Dog neutering aftercare is luckily not complicated.

  • When you bring your dog home from your veterinarian, they should give you a cone for your dog to wear to keep him from chewing on his stitches.
  • He will probably be very sleepy which is a side effect of the anesthesia. Your dog should be awake and active within 24 hours of the surgery.
  • Put your dog in a quiet, confined space to give him time to recuperate and keep other animals and children away.
  • Your veterinarian may or may not give you pain medication. If you observe your dog straining and looking uncomfortable, contact your veterinarian about pain medication. While your dog should feel some pain, ideally he should be able to tolerate it well with some rest, quiet time and medication.
  • Keep an eye on the incision area to look for swelling, redness or anything unusual. You will need to keep them dry and your dog should not bathe or swim for 10 days.
  • If you see any other symptoms of concern, such as vomiting, refusal to eat, diarrhea, weakness or confusion, contact your veterinarian right away.

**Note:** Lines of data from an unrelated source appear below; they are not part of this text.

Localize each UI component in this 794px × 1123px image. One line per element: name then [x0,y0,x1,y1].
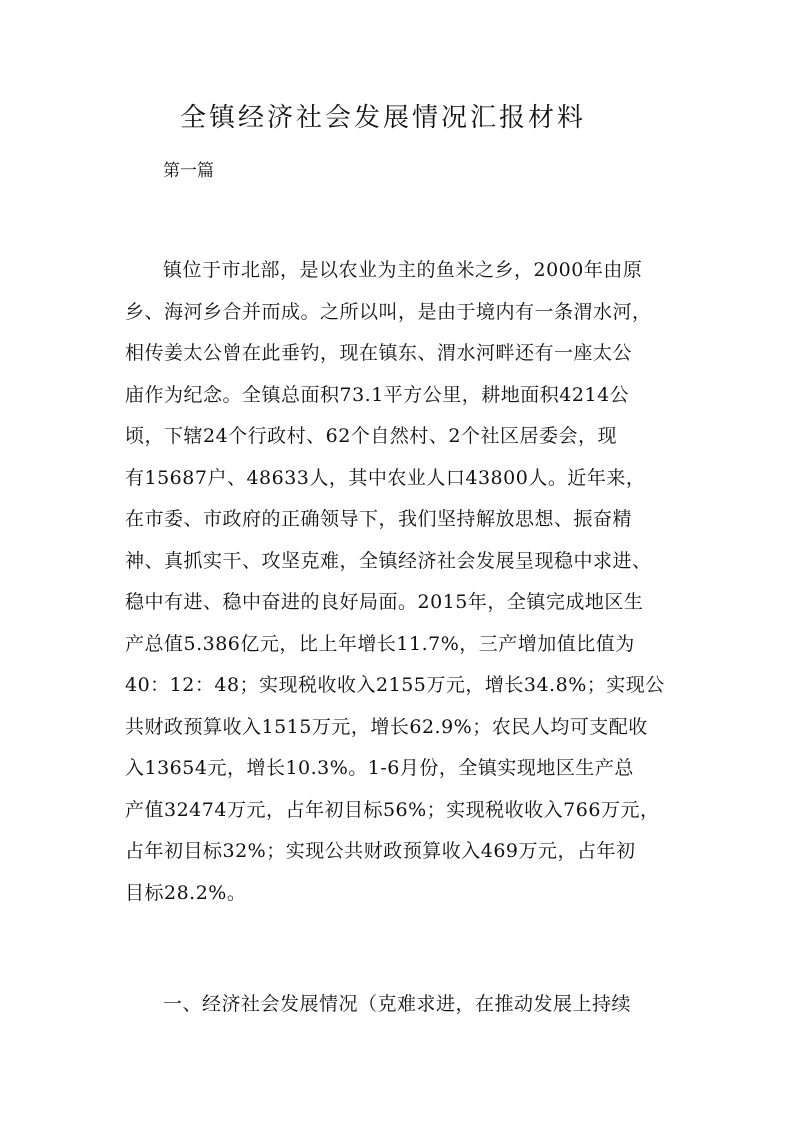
section-heading: 一、经济社会发展情况（克难求进，在推动发展上持续 [163,993,632,1015]
document-subtitle: 第一篇 [163,161,214,181]
paragraph-line: 40：12：48；实现税收收入2155万元，增长34.8%；实现公 [125,674,665,696]
paragraph-line: 镇位于市北部，是以农业为主的鱼米之乡，2000年由原 [163,259,643,281]
paragraph-line: 入13654元，增长10.3%。1-6月份，全镇实现地区生产总 [125,757,634,779]
paragraph-line: 目标28.2%。 [125,881,247,904]
paragraph-line: 顷，下辖24个行政村、62个自然村、2个社区居委会，现 [125,425,617,447]
paragraph-line: 相传姜太公曾在此垂钓，现在镇东、渭水河畔还有一座太公 [125,342,633,364]
body-paragraph [125,250,685,914]
paragraph-line: 产值32474万元，占年初目标56%；实现税收收入766万元， [125,798,660,821]
document-title: 全镇经济社会发展情况汇报材料 [180,103,587,133]
paragraph-line: 共财政预算收入1515万元，增长62.9%；农民人均可支配收 [125,715,648,738]
paragraph-line: 神、真抓实干、攻坚克难，全镇经济社会发展呈现稳中求进、 [125,549,652,572]
paragraph-line: 庙作为纪念。全镇总面积73.1平方公里，耕地面积4214公 [125,383,630,406]
paragraph-line: 乡、海河乡合并而成。之所以叫，是由于境内有一条渭水河， [125,300,652,323]
paragraph-line: 有15687户、48633人，其中农业人口43800人。近年来， [125,466,646,489]
paragraph-line: 占年初目标32%；实现公共财政预算收入469万元，占年初 [125,840,636,862]
paragraph-line: 稳中有进、稳中奋进的良好局面。2015年，全镇完成地区生 [125,591,644,613]
paragraph-line: 产总值5.386亿元，比上年增长11.7%，三产增加值比值为 [125,632,635,655]
paragraph-line: 在市委、市政府的正确领导下，我们坚持解放思想、振奋精 [125,508,633,530]
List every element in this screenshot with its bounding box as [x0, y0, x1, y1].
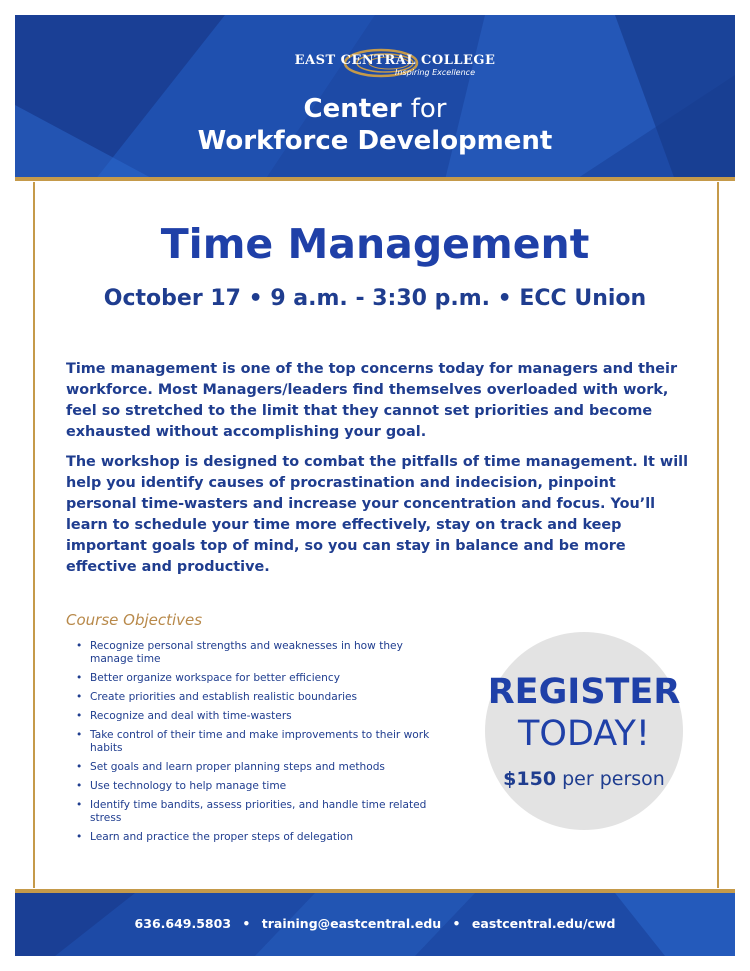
- objective-item: [76, 710, 446, 723]
- bullet-icon: •: [76, 831, 83, 843]
- footer-banner: [15, 893, 735, 956]
- objective-text: Recognize and deal with time-wasters: [90, 710, 292, 722]
- objective-text: Take control of their time and make improvements to their work habits: [90, 729, 430, 754]
- contact-info: [15, 916, 735, 931]
- description-paragraph-1: Time management is one of the top concerns today for managers and their workforce. Most Managers/leaders find themselves overloaded with work, feel so stretched to the limit that they cannot set priorities and become exhausted without accomplishing your goal.: [66, 361, 678, 440]
- objective-item: [76, 640, 446, 666]
- register-line2: TODAY!: [518, 714, 650, 754]
- objectives-heading: Course Objectives: [66, 611, 203, 629]
- college-name: EAST CENTRAL COLLEGE: [294, 53, 496, 68]
- center-title-bold: Center: [303, 94, 402, 124]
- college-logo: [15, 49, 735, 77]
- footer-email[interactable]: training@eastcentral.edu: [261, 916, 442, 931]
- objective-text: Better organize workspace for better efficiency: [90, 672, 340, 684]
- footer-phone[interactable]: 636.649.5803: [134, 916, 232, 931]
- objective-text: Set goals and learn proper planning steps and methods: [90, 761, 385, 773]
- center-title-line2: Workforce Development: [197, 126, 553, 156]
- objective-item: [76, 799, 446, 825]
- bullet-icon: •: [76, 729, 83, 741]
- footer-separator: •: [242, 916, 251, 931]
- college-tagline: Inspiring Excellence: [395, 68, 475, 77]
- page-title: Time Management: [160, 220, 590, 268]
- objective-text: Learn and practice the proper steps of delegation: [90, 831, 354, 843]
- register-line1: REGISTER: [487, 672, 681, 712]
- objective-item: [76, 729, 446, 755]
- description-paragraph-2: The workshop is designed to combat the pitfalls of time management. It will help you identify causes of procrastination and indecision, pinpoint personal time-wasters and increase your concentration and focus. You’ll learn to schedule your time more effectively, stay on track and keep important goals top of mind, so you can stay in balance and be more effective and productive.: [66, 454, 689, 575]
- bullet-icon: •: [76, 710, 83, 722]
- price-amount: $150: [503, 768, 557, 790]
- center-title-light: for: [410, 94, 447, 124]
- bullet-icon: •: [76, 761, 83, 773]
- bullet-icon: •: [76, 691, 83, 703]
- objective-text: Use technology to help manage time: [90, 780, 287, 792]
- objectives-list: [76, 640, 446, 850]
- objective-text: Identify time bandits, assess priorities, and handle time related stress: [90, 799, 427, 824]
- bullet-icon: •: [76, 780, 83, 792]
- footer-website[interactable]: eastcentral.edu/cwd: [471, 916, 616, 931]
- bullet-icon: •: [76, 672, 83, 684]
- price-suffix: per person: [562, 768, 665, 790]
- objective-item: [76, 672, 446, 685]
- objective-text: Recognize personal strengths and weaknesses in how they manage time: [90, 640, 403, 665]
- price-text: [470, 766, 698, 792]
- header-gold-rule: [15, 177, 735, 181]
- header-banner: [15, 15, 735, 180]
- event-details: October 17 • 9 a.m. - 3:30 p.m. • ECC Union: [103, 286, 647, 311]
- objective-text: Create priorities and establish realistic boundaries: [90, 691, 358, 703]
- objective-item: [76, 780, 446, 793]
- bullet-icon: •: [76, 799, 83, 811]
- footer-separator: •: [452, 916, 461, 931]
- objective-item: [76, 831, 446, 844]
- bullet-icon: •: [76, 640, 83, 652]
- objective-item: [76, 761, 446, 774]
- objective-item: [76, 691, 446, 704]
- center-title: [15, 93, 735, 157]
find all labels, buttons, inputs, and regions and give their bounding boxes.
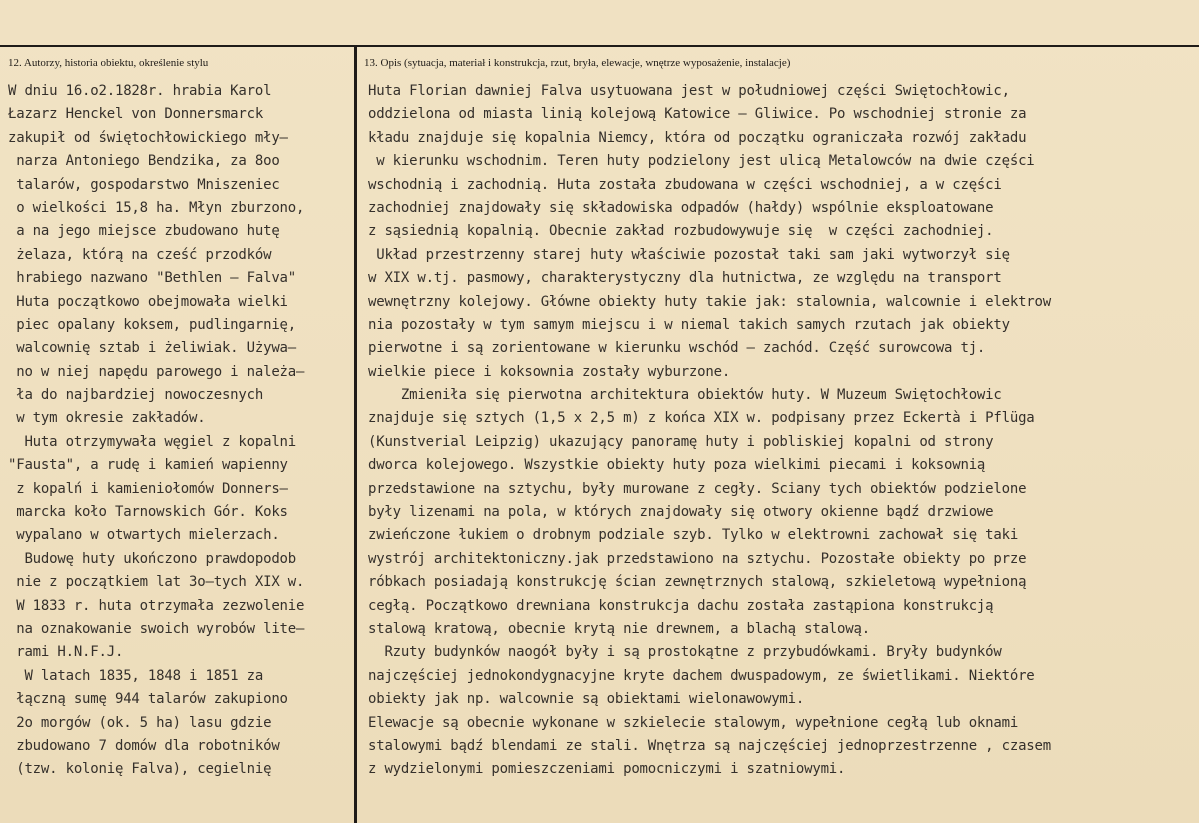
left-column-text	[8, 80, 350, 782]
text-line: a na jego miejsce zbudowano hutę	[8, 223, 280, 240]
text-line: zwieńczone łukiem o drobnym podziale szyb. Tylko w elektrowni zachował się taki	[368, 527, 1019, 544]
text-line: hrabiego nazwano "Bethlen – Falva"	[8, 270, 297, 287]
text-line: najczęściej jednokondygnacyjne kryte dachem dwuspadowym, ze świetlikami. Niektóre	[368, 667, 1035, 684]
text-line: wschodnią i zachodnią. Huta została zbudowana w części wschodniej, a w części	[368, 176, 1002, 193]
top-margin	[0, 0, 1199, 44]
left-column-heading: 12. Autorzy, historia obiektu, określenie stylu	[8, 57, 209, 69]
text-line: nie z początkiem lat 3o–tych XIX w.	[8, 574, 305, 591]
right-column-heading: 13. Opis (sytuacja, materiał i konstrukcja, rzut, bryła, elewacje, wnętrze wyposażenie, instalacje)	[364, 57, 791, 69]
text-line: no w niej napędu parowego i należa–	[8, 363, 305, 380]
text-line: zbudowano 7 domów dla robotników	[8, 737, 280, 754]
text-line: wystrój architektoniczny.jak przedstawiono na sztychu. Pozostałe obiekty po prze	[368, 550, 1027, 567]
text-line: były lizenami na pola, w których znajdowały się otwory okienne bądź drzwiowe	[368, 504, 994, 521]
text-line: (Kunstverial Leipzig) ukazujący panoramę huty i pobliskiej kopalni od strony	[368, 433, 994, 450]
text-line: łączną sumę 944 talarów zakupiono	[8, 691, 288, 708]
text-line: ła do najbardziej nowoczesnych	[8, 387, 264, 404]
text-line: Elewacje są obecnie wykonane w szkielecie stalowym, wypełnione cegłą lub oknami	[368, 714, 1019, 731]
text-line: zakupił od świętochłowickiego mły–	[8, 129, 288, 146]
text-line: stalową kratową, obecnie krytą nie drewnem, a blachą stalową.	[368, 620, 870, 637]
text-line: W dniu 16.o2.1828r. hrabia Karol	[8, 83, 272, 99]
text-line: rami H.N.F.J.	[8, 644, 124, 661]
text-line: Zmieniła się pierwotna architektura obiektów huty. W Muzeum Swiętochłowic	[368, 387, 1002, 404]
text-line: wielkie piece i koksownia zostały wyburzone.	[368, 363, 731, 380]
column-divider	[354, 45, 357, 823]
text-line: Łazarz Henckel von Donnersmarck	[8, 106, 264, 123]
text-line: piec opalany koksem, pudlingarnię,	[8, 316, 297, 333]
text-line: Huta otrzymywała węgiel z kopalni	[8, 433, 297, 450]
text-line: znajduje się sztych (1,5 x 2,5 m) z końca XIX w. podpisany przez Eckertà i Pflüga	[368, 410, 1035, 427]
text-line: dworca kolejowego. Wszystkie obiekty huty poza wielkimi piecami i koksownią	[368, 457, 986, 474]
text-line: oddzielona od miasta linią kolejową Katowice – Gliwice. Po wschodniej stronie za	[368, 106, 1027, 123]
text-line: o wielkości 15,8 ha. Młyn zburzono,	[8, 199, 305, 216]
text-line: talarów, gospodarstwo Mniszeniec	[8, 176, 280, 193]
text-line: wewnętrzny kolejowy. Główne obiekty huty takie jak: stalownia, walcownie i elektrow	[368, 293, 1051, 310]
text-line: Rzuty budynków naogół były i są prostokątne z przybudówkami. Bryły budynków	[368, 644, 1002, 661]
header-rule	[0, 45, 1199, 47]
text-line: Budowę huty ukończono prawdopodob	[8, 550, 297, 567]
text-line: w tym okresie zakładów.	[8, 410, 206, 427]
text-line: Huta początkowo obejmowała wielki	[8, 293, 288, 310]
text-line: żelaza, którą na cześć przodków	[8, 246, 272, 263]
text-line: narza Antoniego Bendzika, za 8oo	[8, 153, 280, 170]
text-line: Huta Florian dawniej Falva usytuowana jest w południowej części Swiętochłowic,	[368, 83, 1010, 99]
text-line: marcka koło Tarnowskich Gór. Koks	[8, 504, 288, 521]
text-line: nia pozostały w tym samym miejscu i w niemal takich samych rzutach jak obiekty	[368, 316, 1010, 333]
text-line: stalowymi bądź blendami ze stali. Wnętrza są najczęściej jednoprzestrzenne , czasem	[368, 737, 1051, 754]
text-line: w XIX w.tj. pasmowy, charakterystyczny dla hutnictwa, ze względu na transport	[368, 270, 1002, 287]
text-line: 2o morgów (ok. 5 ha) lasu gdzie	[8, 714, 272, 731]
text-line: w kierunku wschodnim. Teren huty podzielony jest ulicą Metalowców na dwie części	[368, 153, 1035, 170]
text-line: obiekty jak np. walcownie są obiektami wielonawowymi.	[368, 691, 805, 708]
text-line: z sąsiednią kopalnią. Obecnie zakład rozbudowywuje się w części zachodniej.	[368, 223, 994, 240]
text-line: pierwotne i są zorientowane w kierunku wschód – zachód. Część surowcowa tj.	[368, 340, 986, 357]
right-column-text	[368, 80, 1198, 782]
text-line: zachodniej znajdowały się składowiska odpadów (hałdy) wspólnie eksploatowane	[368, 199, 994, 216]
text-line: wypalano w otwartych mielerzach.	[8, 527, 280, 544]
text-line: kładu znajduje się kopalnia Niemcy, która od początku ograniczała rozwój zakładu	[368, 129, 1027, 146]
text-line: z wydzielonymi pomieszczeniami pomocniczymi i szatniowymi.	[368, 761, 846, 778]
text-line: cegłą. Początkowo drewniana konstrukcja dachu została zastąpiona konstrukcją	[368, 597, 994, 614]
text-line: W 1833 r. huta otrzymała zezwolenie	[8, 597, 305, 614]
text-line: róbkach posiadają konstrukcję ścian zewnętrznych stalową, szkieletową wypełnioną	[368, 574, 1027, 591]
text-line: na oznakowanie swoich wyrobów lite–	[8, 620, 305, 637]
text-line: W latach 1835, 1848 i 1851 za	[8, 667, 264, 684]
text-line: "Fausta", a rudę i kamień wapienny	[8, 457, 288, 474]
text-line: walcownię sztab i żeliwiak. Używa–	[8, 340, 297, 357]
text-line: z kopalń i kamieniołomów Donners–	[8, 480, 288, 497]
text-line: przedstawione na sztychu, były murowane z cegły. Sciany tych obiektów podzielone	[368, 480, 1027, 497]
text-line: Układ przestrzenny starej huty właściwie pozostał taki sam jaki wytworzył się	[368, 246, 1010, 263]
text-line: (tzw. kolonię Falva), cegielnię	[8, 761, 272, 778]
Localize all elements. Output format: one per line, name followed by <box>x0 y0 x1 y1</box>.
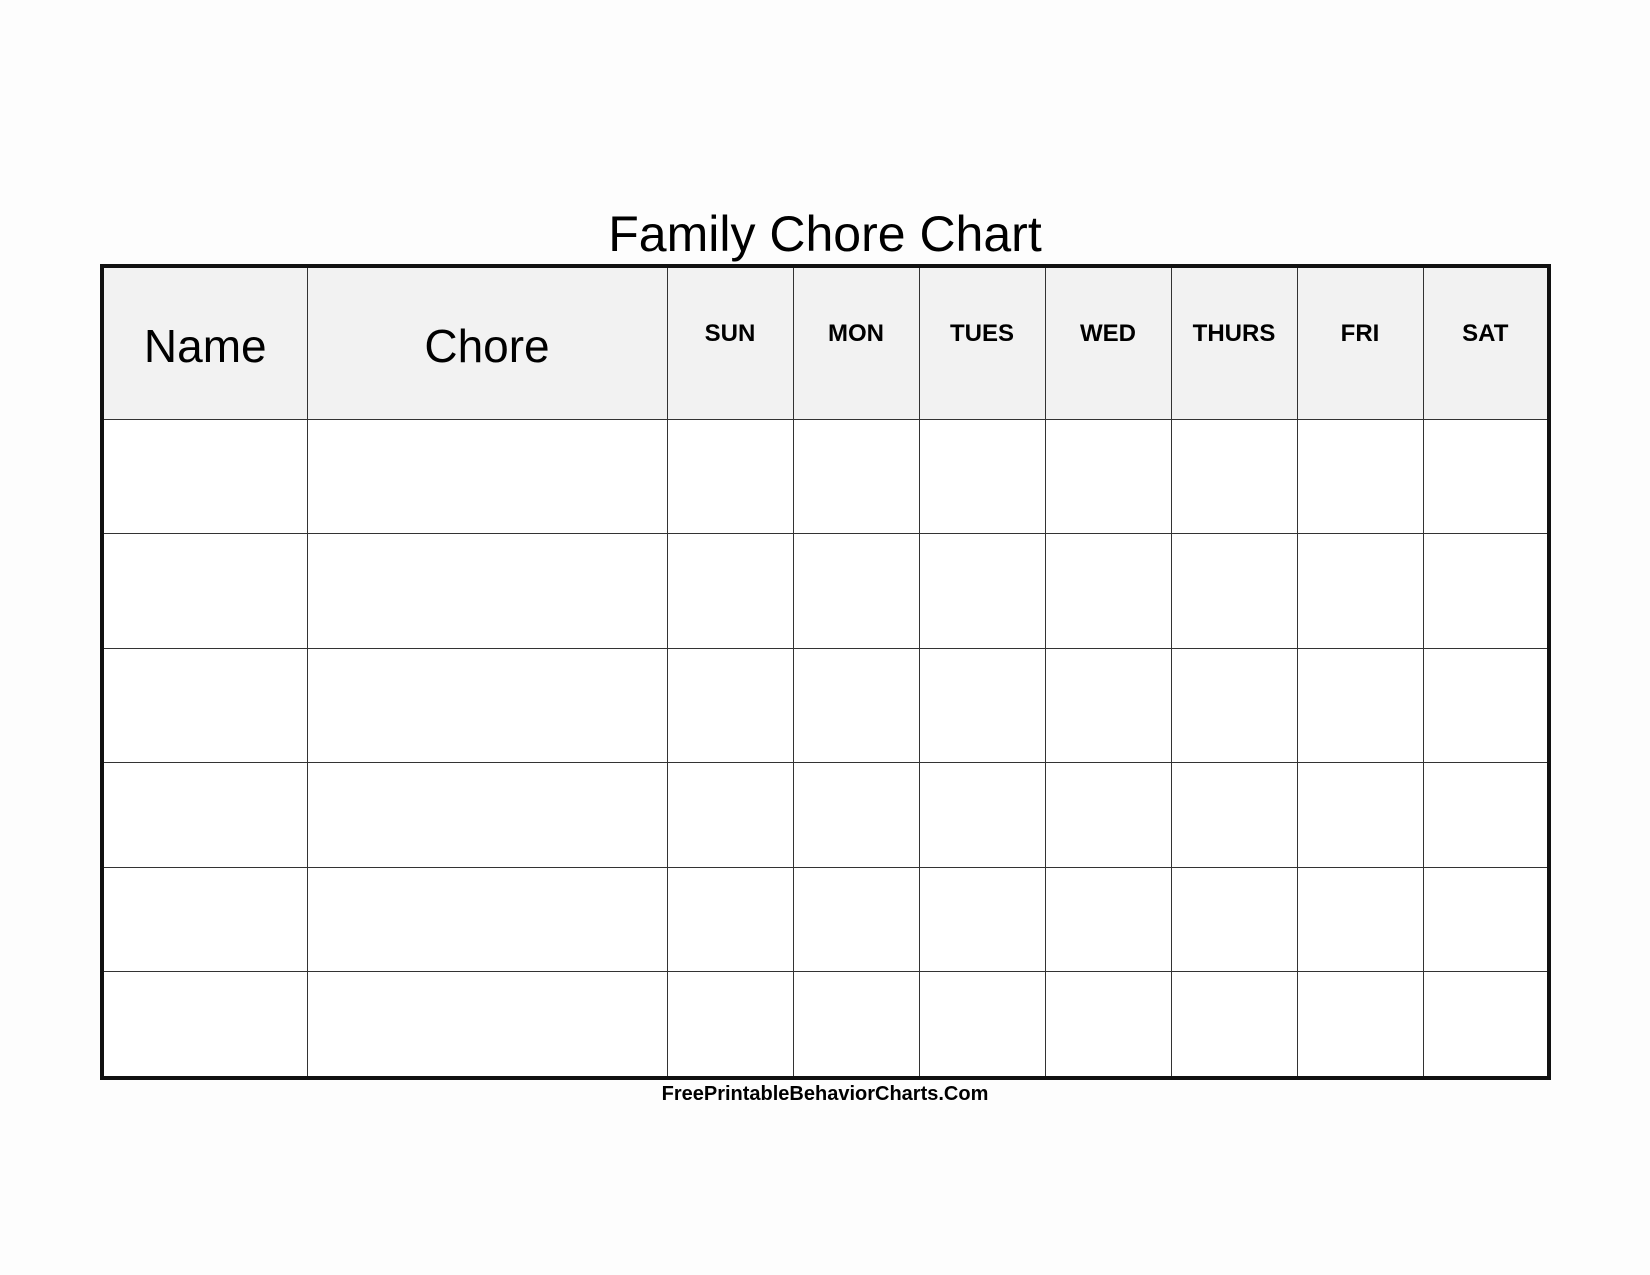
header-day-label: THURS <box>1192 319 1276 347</box>
header-day-tues <box>919 266 1045 420</box>
day-cell-thurs[interactable] <box>1171 763 1297 867</box>
day-cell-fri[interactable] <box>1297 648 1423 762</box>
day-cell-sat[interactable] <box>1423 763 1549 867</box>
footer-source: FreePrintableBehaviorCharts.Com <box>661 1083 989 1105</box>
day-cell-sat[interactable] <box>1423 972 1549 1078</box>
day-cell-sat[interactable] <box>1423 867 1549 971</box>
day-cell-thurs[interactable] <box>1171 867 1297 971</box>
day-cell-mon[interactable] <box>793 763 919 867</box>
header-day-label: WED <box>1080 319 1136 347</box>
day-cell-mon[interactable] <box>793 420 919 534</box>
table-row <box>102 972 1549 1078</box>
chore-cell[interactable] <box>307 763 667 867</box>
day-cell-sun[interactable] <box>667 867 793 971</box>
day-cell-fri[interactable] <box>1297 867 1423 971</box>
day-cell-thurs[interactable] <box>1171 648 1297 762</box>
chore-cell[interactable] <box>307 420 667 534</box>
page-title: Family Chore Chart <box>608 206 1042 262</box>
day-cell-fri[interactable] <box>1297 763 1423 867</box>
name-cell[interactable] <box>102 420 307 534</box>
header-day-fri <box>1297 266 1423 420</box>
day-cell-mon[interactable] <box>793 534 919 648</box>
header-chore <box>307 266 667 420</box>
day-cell-sun[interactable] <box>667 420 793 534</box>
day-cell-mon[interactable] <box>793 648 919 762</box>
chart-body <box>102 420 1549 1079</box>
day-cell-sat[interactable] <box>1423 648 1549 762</box>
name-cell[interactable] <box>102 867 307 971</box>
chore-cell[interactable] <box>307 972 667 1078</box>
day-cell-sun[interactable] <box>667 972 793 1078</box>
day-cell-tues[interactable] <box>919 867 1045 971</box>
day-cell-mon[interactable] <box>793 867 919 971</box>
day-cell-tues[interactable] <box>919 972 1045 1078</box>
day-cell-tues[interactable] <box>919 534 1045 648</box>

Most dogs will be up and running around within a day of neutering surgery. If your dog isn't appearing active with his usual personality after 48 hours speak to your veterinarian.

Cost of Neutering

Your cost will vary depending on where you live and whether you use a full-service veterinarian or a low-cost spay/neuter clinic. Prices can range from about $45 to $135 for clinics and $200 to $400 for a full-service vet. You may also pay around $40 to $50 for blood work and $10 to $30 for pain medication. The cost of neutering is not dependent on the dog's age, but size, so if you have a large breed dog you may find that the prices will be higher for an adult dog versus a small puppy since they obviously have very different weights. The price also may be increased for medical conditions such as an undescended testicle Cryptorchidism), diabetes or obesity.

Seek Expert Advice

Fortunately, your veterinarian can help you make an informed decision about the best age to neuter your individual pet. When you take your puppy to the veterinarian to complete his or her shots, discuss your concerns about the best age to neuter him. Whether your dog is a purebred or a foundling mixed breed, your veterinary health professional is the best resource for all types of healthcare information.